L’Afrique est particulièrement vulnérable à cause des mouvements continus de population et d’une urbanisation en pleine explosion mais précaire et sans planification suffisante. Notre continent, déjà gravement touché par les effets du changement climatique, risque de l’être encore davantage en termes d’impact sur la santé publique. Avec l’apparition à présent évidente de nouvelles épidémies dans des zones où l’accès aux services de santé est limité, les populations africaines risquent de faire les frais du manque d’action globale contre le changement climatique. Le Comité régional de l’OMS pour l’Afrique, l’organe directeur dans la région, et ses Etats-membres ont déjà adopté en 2016 une Stratégie régionale pour la sécurité sanitaire et les situations d’urgence. Cette dernière recommande aux Etats africains d’augmenter leur capacité à détecter voire à éviter une épidémie ou le cas échéant à la gérer au mieux. Contre la fièvre jaune, l’OMS et les Etats Membres organisent des campagnes de vaccination dans le cadre de la stratégie d’élimination des épidémies de cette maladie. Ce vaccin protège à vie. Des millions de personnes sont maintenant couvertes, mais il reste encore beaucoup à faire pour protéger l’ensemble des quelques 400 millions d’Africains(environ un quart de la population) exposés au risque d’attraper la fièvre jaune.

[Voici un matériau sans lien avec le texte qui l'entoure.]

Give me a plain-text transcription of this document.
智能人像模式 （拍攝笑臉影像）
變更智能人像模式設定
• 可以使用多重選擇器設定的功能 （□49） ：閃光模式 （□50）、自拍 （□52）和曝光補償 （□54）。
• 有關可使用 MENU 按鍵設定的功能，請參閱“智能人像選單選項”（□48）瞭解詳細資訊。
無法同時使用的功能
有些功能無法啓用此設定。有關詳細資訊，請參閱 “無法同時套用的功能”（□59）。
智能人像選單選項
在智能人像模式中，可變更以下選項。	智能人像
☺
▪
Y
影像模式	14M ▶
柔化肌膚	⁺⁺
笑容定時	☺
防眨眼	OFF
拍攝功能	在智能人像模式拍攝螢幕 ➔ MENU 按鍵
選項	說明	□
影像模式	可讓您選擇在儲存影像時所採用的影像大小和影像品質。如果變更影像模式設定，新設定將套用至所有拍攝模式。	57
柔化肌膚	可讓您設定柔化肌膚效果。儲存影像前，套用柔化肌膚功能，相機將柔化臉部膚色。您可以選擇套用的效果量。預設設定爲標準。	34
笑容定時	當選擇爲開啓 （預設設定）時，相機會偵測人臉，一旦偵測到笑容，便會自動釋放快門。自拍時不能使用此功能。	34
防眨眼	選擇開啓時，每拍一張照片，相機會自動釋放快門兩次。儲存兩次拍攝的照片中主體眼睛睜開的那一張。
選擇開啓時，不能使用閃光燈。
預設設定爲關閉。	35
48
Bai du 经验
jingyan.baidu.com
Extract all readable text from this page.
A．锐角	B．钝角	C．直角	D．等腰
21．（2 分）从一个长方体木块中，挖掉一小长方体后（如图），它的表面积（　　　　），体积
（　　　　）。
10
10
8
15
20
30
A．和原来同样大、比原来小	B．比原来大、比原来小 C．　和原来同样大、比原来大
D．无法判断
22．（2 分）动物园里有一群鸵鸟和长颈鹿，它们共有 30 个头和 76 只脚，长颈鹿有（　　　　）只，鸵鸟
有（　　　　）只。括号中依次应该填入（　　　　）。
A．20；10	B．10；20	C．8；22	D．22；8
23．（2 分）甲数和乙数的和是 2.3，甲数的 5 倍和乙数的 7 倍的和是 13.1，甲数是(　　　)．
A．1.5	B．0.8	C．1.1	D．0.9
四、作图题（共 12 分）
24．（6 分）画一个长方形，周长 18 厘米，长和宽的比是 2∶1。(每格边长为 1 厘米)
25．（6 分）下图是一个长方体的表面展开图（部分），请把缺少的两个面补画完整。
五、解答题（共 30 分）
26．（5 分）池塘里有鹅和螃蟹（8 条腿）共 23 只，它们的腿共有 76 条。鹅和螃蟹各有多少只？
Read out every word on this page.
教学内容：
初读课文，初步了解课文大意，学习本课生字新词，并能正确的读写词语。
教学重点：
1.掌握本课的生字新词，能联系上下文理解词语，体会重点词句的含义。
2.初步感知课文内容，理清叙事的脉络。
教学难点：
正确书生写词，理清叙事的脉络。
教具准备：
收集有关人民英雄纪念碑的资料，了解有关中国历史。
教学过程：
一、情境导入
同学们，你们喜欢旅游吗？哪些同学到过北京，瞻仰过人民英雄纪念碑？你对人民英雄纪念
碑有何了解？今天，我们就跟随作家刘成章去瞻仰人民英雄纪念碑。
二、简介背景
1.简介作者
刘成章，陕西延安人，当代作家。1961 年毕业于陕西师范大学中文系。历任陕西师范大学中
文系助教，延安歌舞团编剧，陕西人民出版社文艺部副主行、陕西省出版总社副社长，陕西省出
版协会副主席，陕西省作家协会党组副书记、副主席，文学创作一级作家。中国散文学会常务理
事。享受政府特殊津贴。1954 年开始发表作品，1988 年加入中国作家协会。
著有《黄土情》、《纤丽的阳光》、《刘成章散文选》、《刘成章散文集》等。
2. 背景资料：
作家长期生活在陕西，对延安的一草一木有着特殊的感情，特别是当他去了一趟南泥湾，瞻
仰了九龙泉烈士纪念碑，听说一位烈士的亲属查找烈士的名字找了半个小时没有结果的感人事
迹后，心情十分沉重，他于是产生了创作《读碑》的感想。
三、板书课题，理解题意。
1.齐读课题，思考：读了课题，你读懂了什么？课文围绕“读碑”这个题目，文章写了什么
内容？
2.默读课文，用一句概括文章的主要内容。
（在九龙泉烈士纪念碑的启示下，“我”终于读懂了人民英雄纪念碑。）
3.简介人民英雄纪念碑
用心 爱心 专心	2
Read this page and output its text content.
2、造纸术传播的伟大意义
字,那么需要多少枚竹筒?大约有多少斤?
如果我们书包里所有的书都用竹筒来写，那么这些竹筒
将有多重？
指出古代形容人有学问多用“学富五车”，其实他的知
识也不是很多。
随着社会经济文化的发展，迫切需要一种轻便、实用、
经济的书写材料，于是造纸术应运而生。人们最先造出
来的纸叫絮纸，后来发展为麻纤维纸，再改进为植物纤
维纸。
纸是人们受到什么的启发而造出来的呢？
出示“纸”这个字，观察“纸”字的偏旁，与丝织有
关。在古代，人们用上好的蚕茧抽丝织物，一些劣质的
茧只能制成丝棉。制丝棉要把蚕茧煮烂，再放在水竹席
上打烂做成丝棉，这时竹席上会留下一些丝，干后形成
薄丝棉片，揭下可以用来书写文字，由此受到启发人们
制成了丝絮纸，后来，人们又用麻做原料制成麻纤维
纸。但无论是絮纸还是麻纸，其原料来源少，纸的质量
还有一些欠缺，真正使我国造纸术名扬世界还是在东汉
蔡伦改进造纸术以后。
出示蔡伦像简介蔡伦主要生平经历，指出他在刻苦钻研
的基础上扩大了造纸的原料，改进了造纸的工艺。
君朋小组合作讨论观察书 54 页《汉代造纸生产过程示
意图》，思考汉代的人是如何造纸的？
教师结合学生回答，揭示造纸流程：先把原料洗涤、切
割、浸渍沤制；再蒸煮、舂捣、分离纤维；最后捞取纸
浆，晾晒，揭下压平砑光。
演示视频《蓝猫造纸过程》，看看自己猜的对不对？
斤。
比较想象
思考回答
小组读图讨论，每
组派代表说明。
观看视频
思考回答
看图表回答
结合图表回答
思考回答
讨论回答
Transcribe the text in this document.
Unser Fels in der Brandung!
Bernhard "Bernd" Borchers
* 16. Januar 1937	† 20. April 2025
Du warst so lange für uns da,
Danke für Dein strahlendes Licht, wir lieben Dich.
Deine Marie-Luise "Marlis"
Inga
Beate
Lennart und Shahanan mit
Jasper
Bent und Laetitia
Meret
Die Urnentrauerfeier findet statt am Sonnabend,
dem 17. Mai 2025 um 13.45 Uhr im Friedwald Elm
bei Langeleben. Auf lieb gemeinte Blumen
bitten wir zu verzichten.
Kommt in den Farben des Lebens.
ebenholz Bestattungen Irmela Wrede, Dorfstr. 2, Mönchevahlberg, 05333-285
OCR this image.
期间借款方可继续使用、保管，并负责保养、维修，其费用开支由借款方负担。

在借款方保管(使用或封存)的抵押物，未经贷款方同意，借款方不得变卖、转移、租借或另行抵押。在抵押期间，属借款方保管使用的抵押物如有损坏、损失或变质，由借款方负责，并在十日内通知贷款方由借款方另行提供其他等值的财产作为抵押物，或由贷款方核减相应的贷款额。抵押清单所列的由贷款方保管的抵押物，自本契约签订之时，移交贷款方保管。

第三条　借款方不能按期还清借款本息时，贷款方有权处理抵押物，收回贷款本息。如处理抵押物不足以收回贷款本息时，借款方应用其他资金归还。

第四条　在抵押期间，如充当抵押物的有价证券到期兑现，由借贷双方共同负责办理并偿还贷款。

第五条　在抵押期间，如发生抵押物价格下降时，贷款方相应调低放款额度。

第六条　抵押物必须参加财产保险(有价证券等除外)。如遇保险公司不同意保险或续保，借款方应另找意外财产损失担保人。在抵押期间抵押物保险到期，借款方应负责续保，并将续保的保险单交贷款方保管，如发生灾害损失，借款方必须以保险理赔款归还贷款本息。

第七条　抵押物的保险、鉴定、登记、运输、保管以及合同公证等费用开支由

Sur ce sujet et dans le cadre de la sécurité sanitaire mondiale, l’Afrique a besoin de la participation de la communauté internationale. La 24ème conférence des Nations unies sur le changement climatique (COP 24) qui se réunit à Katowice en Pologne en décembre serait l’occasion de déclencher des actions communes pour limiter les effets du changement climatique et empêcher ces insectes vecteurs d’épidémies resurgentes de se répandre au-delà de leurs zones traditionnelles, à défaut de quoi le coût financier à porter risque d’être extrêmement lourd, sans parler du coût dramatique en vies humaines.